Tabii ki burada sadece bu insanları eleştiremeyiz. Sahip olduğumuz eğitim sistemimizin ürünleri bunlar. Bundan yüz yıl önceki Türkiye insanımız böyle değildi. Müslümanlık eğitim ve ahlakını ailesinden almaya başlayan toplum, sokakta, yolda, okulda ve tüm ortamlarda bu aldığı eğitim birbirini tamamlıyordu.

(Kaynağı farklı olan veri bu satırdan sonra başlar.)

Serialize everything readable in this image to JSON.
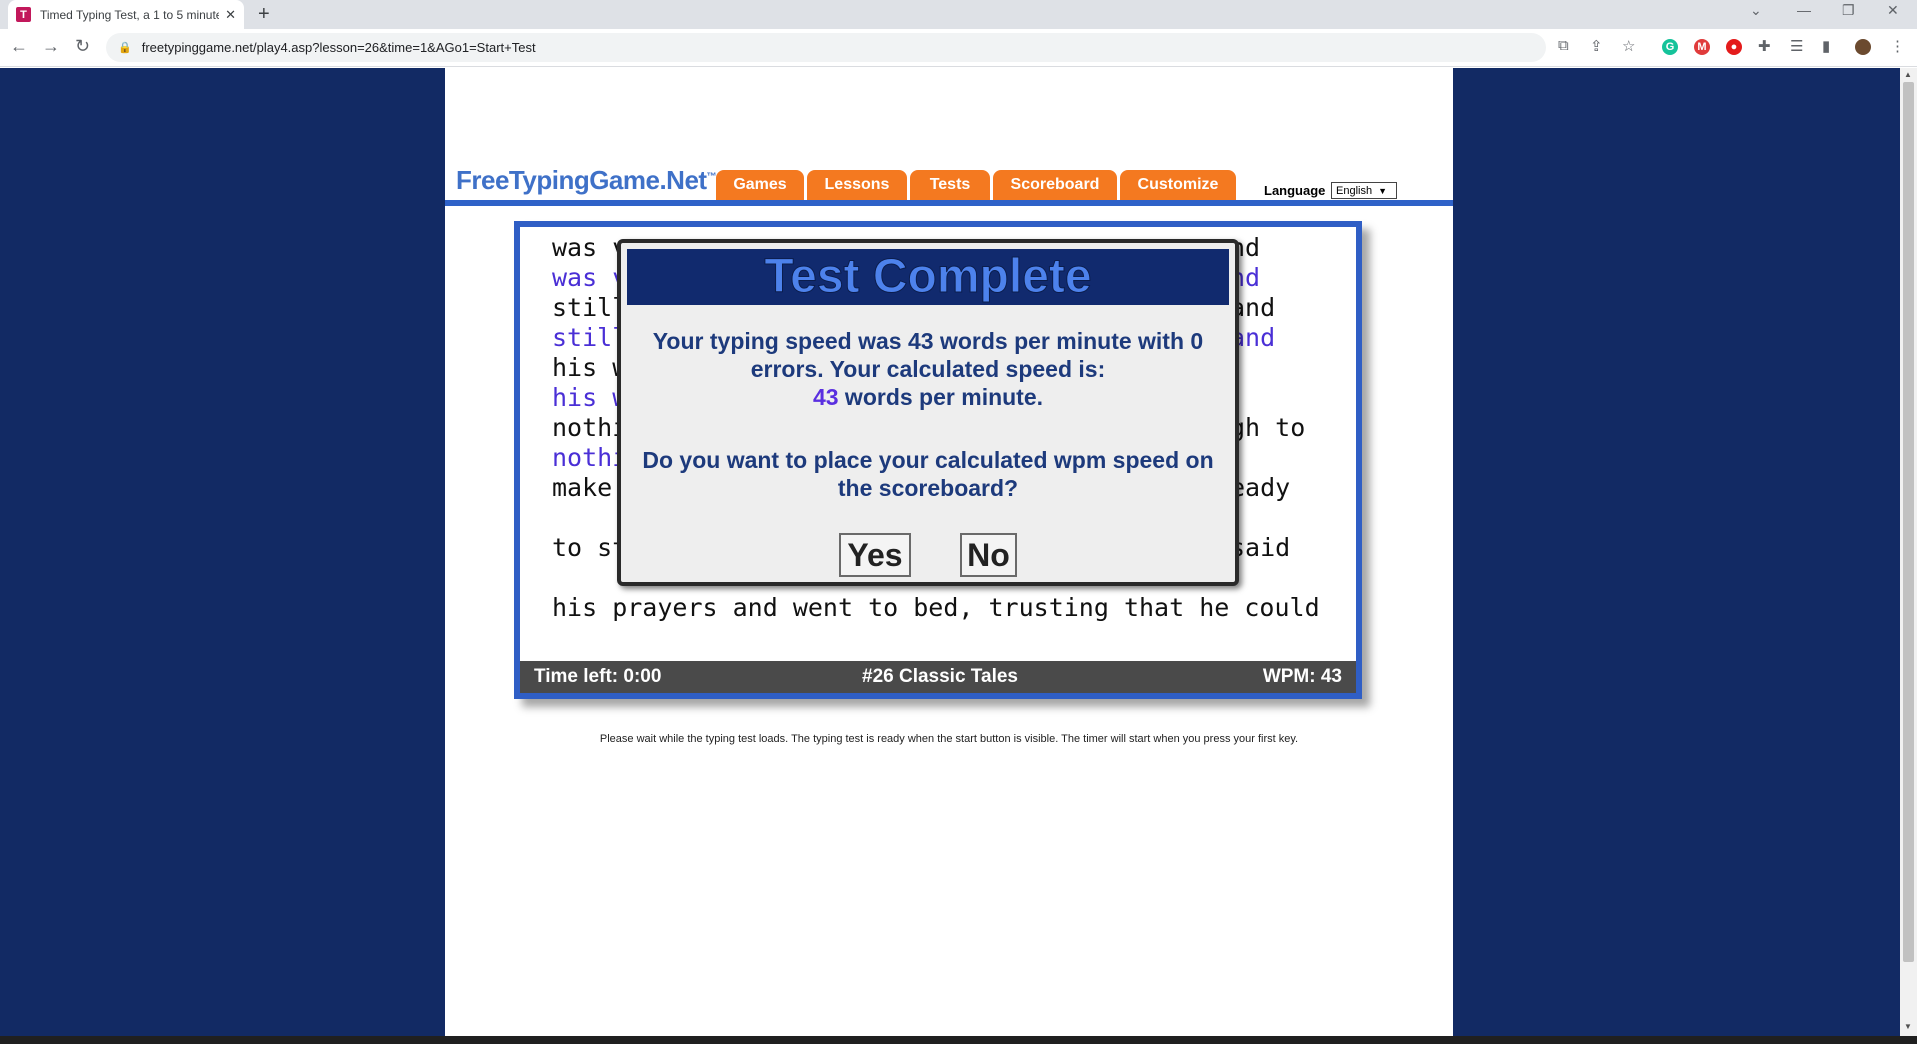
{
  "browser": {
    "tab_title": "Timed Typing Test, a 1 to 5 minute",
    "favicon_letter": "T",
    "url": "freetypinggame.net/play4.asp?lesson=26&time=1&AGo1=Start+Test"
  },
  "site": {
    "logo_text": "FreeTypingGame.Net",
    "logo_tm": "™",
    "nav": [
      "Games",
      "Lessons",
      "Tests",
      "Scoreboard",
      "Customize"
    ],
    "language_label": "Language",
    "language_value": "English"
  },
  "typing_lines": [
    {
      "text": "was v",
      "right": "nd",
      "typed": false
    },
    {
      "text": "was v",
      "right": "nd",
      "typed": true
    },
    {
      "text": "still",
      "right": "and",
      "typed": false
    },
    {
      "text": "still",
      "right": "and",
      "typed": true
    },
    {
      "text": "his w",
      "right": "",
      "typed": false
    },
    {
      "text": "his w",
      "right": "",
      "typed": true
    },
    {
      "text": "nothi",
      "right": "gh to",
      "typed": false
    },
    {
      "text": "nothi",
      "right": "",
      "typed": true
    },
    {
      "text": "make ",
      "right": "eady",
      "typed": false
    },
    {
      "text": "to st",
      "right": "said",
      "typed": false
    },
    {
      "text": "his prayers and went to bed, trusting that he could",
      "right": "",
      "typed": false
    }
  ],
  "status": {
    "time_left": "Time left: 0:00",
    "lesson": "#26 Classic Tales",
    "wpm": "WPM: 43"
  },
  "modal": {
    "title": "Test Complete",
    "line1": "Your typing speed was 43 words per minute with 0",
    "line2": "errors. Your calculated speed is:",
    "speed_value": "43",
    "speed_suffix": " words per minute.",
    "question_line1": "Do you want to place your calculated wpm speed on",
    "question_line2": "the scoreboard?",
    "yes_label": "Yes",
    "no_label": "No"
  },
  "loading_note": "Please wait while the typing test loads. The typing test is ready when the start button is visible. The timer will start when you press your first key."
}
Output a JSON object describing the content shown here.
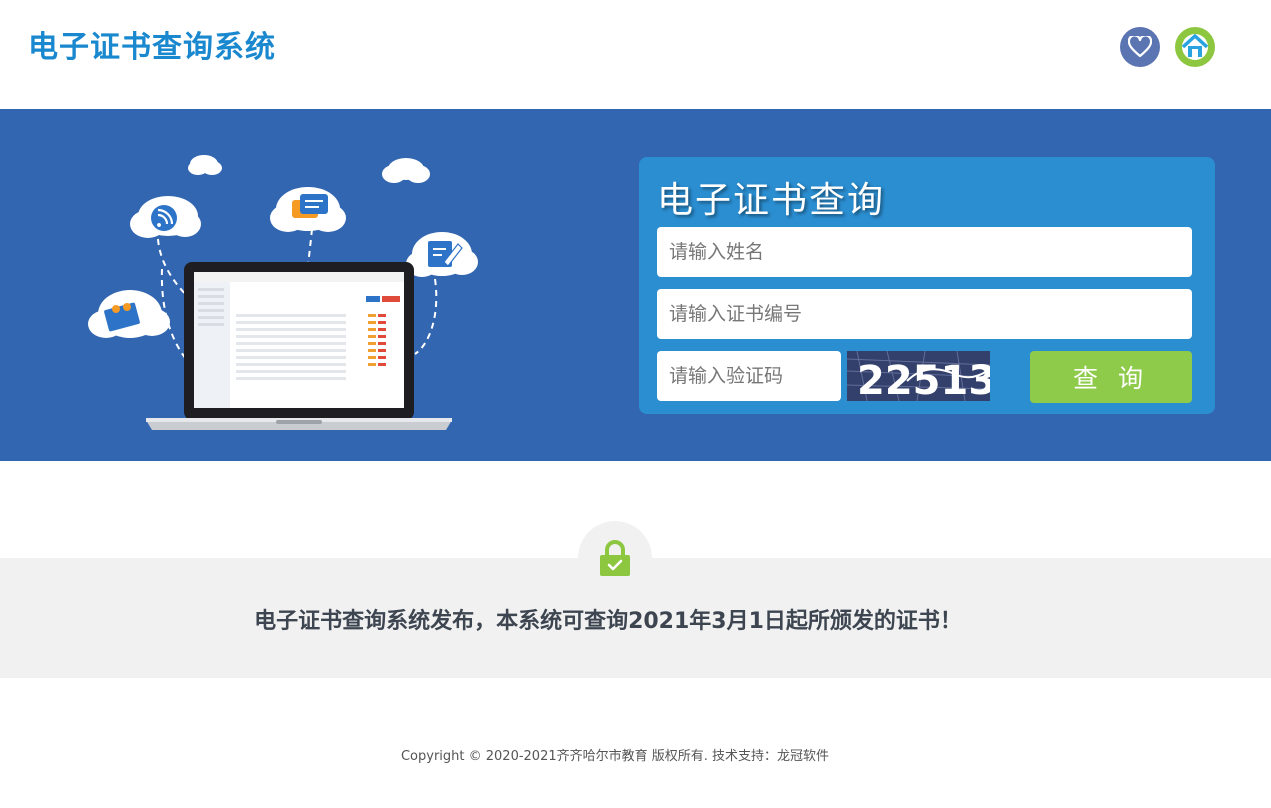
{
  "header": {
    "title": "电子证书查询系统",
    "favorite_icon": "heart-icon",
    "home_icon": "home-icon"
  },
  "query_panel": {
    "title": "电子证书查询",
    "name_placeholder": "请输入姓名",
    "cert_placeholder": "请输入证书编号",
    "code_placeholder": "请输入验证码",
    "captcha_text": "22513",
    "submit_label": "查 询"
  },
  "notice": {
    "icon": "lock-check-icon",
    "text": "电子证书查询系统发布，本系统可查询2021年3月1日起所颁发的证书！"
  },
  "footer": {
    "text": "Copyright © 2020-2021齐齐哈尔市教育 版权所有. 技术支持：龙冠软件"
  },
  "colors": {
    "brand_blue": "#1a88cf",
    "banner_bg": "#3366b1",
    "panel_bg": "#2b8ed1",
    "button_green": "#8fcb4a",
    "notice_bg": "#f1f1f1"
  }
}
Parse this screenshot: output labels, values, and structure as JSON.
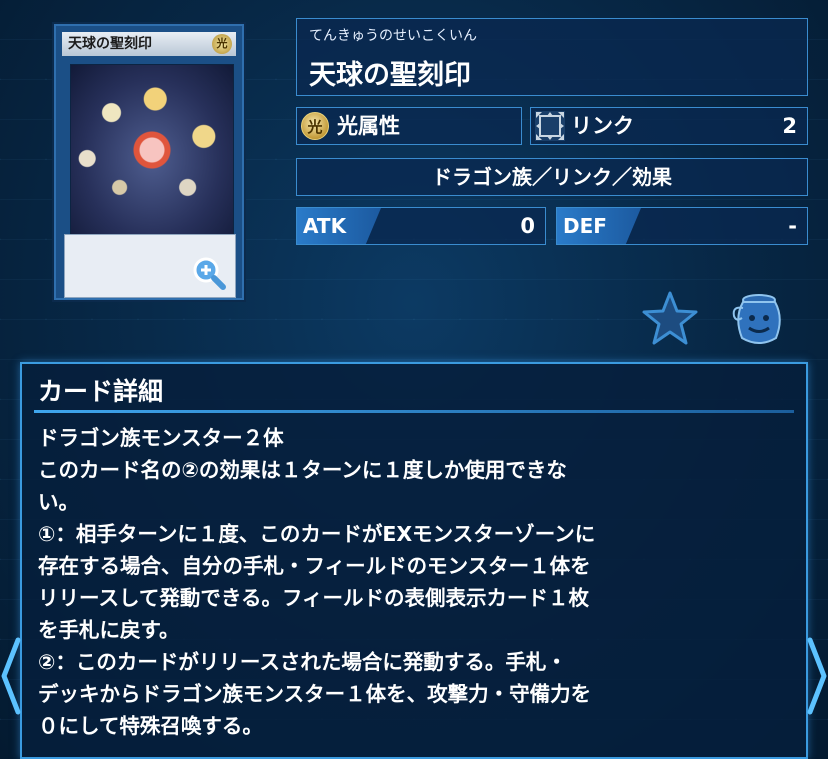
{
  "card": {
    "name_on_art": "天球の聖刻印",
    "attr_glyph": "光"
  },
  "ruby": "てんきゅうのせいこくいん",
  "name": "天球の聖刻印",
  "attribute": {
    "glyph": "光",
    "label": "光属性"
  },
  "link": {
    "label": "リンク",
    "value": "2"
  },
  "type_line": "ドラゴン族／リンク／効果",
  "atk": {
    "label": "ATK",
    "value": "0"
  },
  "def": {
    "label": "DEF",
    "value": "-"
  },
  "icons": {
    "zoom": "zoom-in-icon",
    "favorite": "star-icon",
    "deck": "pot-icon",
    "prev": "chevron-left-icon",
    "next": "chevron-right-icon"
  },
  "detail": {
    "title": "カード詳細",
    "text": "ドラゴン族モンスター２体\nこのカード名の②の効果は１ターンに１度しか使用できな\nい。\n①：相手ターンに１度、このカードがEXモンスターゾーンに\n存在する場合、自分の手札・フィールドのモンスター１体を\nリリースして発動できる。フィールドの表側表示カード１枚\nを手札に戻す。\n②：このカードがリリースされた場合に発動する。手札・\nデッキからドラゴン族モンスター１体を、攻撃力・守備力を\n０にして特殊召喚する。"
  },
  "colors": {
    "accent": "#3b9be0",
    "panel": "#0a2850",
    "attr_gold": "#c49b38"
  }
}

Bu gün ise ailede ayrı, sokakta ayrı, arkadaş ve okul çevresinde ayrı gerçeklerle tanışan toplum tamamen bocalıyor, sonra da bunun faturasını da Müslümanlığa, yani İslam’a kesiyorlar. Hem namaz kılıyor, hem yalan konuşuyor. Hem oruç tutuyor hem sahtekâr… gibi sözler bu toplumun eğitim sisteminin ürünü değil mi ki, bu hataları İslam’la bağdaştırıyoruz. Allah Aklı Selime Ulaştırsın hepimizi.